Bendigo's historic Samson Cottage is up for sale.
Owner Arthur Doye is asking $260,000 for the heritage-listed cottage and surrounding land. It has been in his family for more than 100 years.
The cottage was built in about 1860, by Tom and Sarah Samson, English emigrants who came to Bendigo during the gold rush.
The couple built the house out of the materials around them on the goldfields, like local stone.
It began as a two room cottage, but grew as the Samson family did.
At the front is a lounge, from which a bedroom opens. This was Mr Doye's grandfather's. Further through is the main bedroom with a dining room.
A kitchen and dairy, with sunken floors for storing perishables, are outbuildings.
The cottage is almost exactly the same today as what the Samson family left, with only an extra chimney and a kiln built later.
The Samson family's heritage has left its legacy in the design of the cottage.
It was built facing south - rather than the north suited to the southern hemisphere.
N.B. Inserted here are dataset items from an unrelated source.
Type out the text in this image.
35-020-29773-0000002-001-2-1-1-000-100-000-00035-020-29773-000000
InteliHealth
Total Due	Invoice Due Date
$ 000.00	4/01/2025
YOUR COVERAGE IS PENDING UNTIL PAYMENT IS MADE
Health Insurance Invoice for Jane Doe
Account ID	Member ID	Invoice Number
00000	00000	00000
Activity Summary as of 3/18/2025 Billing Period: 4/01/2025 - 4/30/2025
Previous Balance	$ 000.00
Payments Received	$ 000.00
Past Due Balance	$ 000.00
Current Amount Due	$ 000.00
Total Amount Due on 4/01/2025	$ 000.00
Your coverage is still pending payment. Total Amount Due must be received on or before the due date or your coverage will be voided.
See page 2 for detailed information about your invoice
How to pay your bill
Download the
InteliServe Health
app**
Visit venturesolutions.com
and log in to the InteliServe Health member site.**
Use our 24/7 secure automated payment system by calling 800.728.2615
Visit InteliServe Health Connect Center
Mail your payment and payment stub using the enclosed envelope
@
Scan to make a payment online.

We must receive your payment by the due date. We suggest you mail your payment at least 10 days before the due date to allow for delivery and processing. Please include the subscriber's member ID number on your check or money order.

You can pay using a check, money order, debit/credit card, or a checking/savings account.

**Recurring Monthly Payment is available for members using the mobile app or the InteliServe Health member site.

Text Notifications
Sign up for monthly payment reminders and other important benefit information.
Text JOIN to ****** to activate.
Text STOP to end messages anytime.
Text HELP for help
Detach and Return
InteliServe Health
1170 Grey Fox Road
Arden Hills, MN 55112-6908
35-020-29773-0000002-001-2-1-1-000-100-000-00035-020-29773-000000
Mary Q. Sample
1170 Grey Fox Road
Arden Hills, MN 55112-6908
Despite this, the cottage is warm in winter and cold in summer, thanks to the insulation of the stone walls, Mr Doye said.
His grandparents bought the home in 1908, when his father was about six. His grandfather still lived in the cottage up until about 1970.
It then lay empty for several years, before a young university student asked to let it.
"I said, 'There's no way, there are no services, it's really run down'," Mr Doye said.
But the student kept asking, and Mr Doye relented. The young man fixed it up a bit, added carpets, rendered the walls and built a kiln.
He even rigged up an wind generator for power.
He was the first of several students to whom Mr Doye let the cottage, up until the 1980s. Since then the cottage has lain empty.
My Doye said he was sad to sell the cottage that has been in his family for more than 100 years, but cannot afford to keep paying the rates on it as well as his own home.
"The sad part about it is the younger ones, a lot of them don't care about the history that much," Mr Doye said.
"If you lose it, you lose it forever."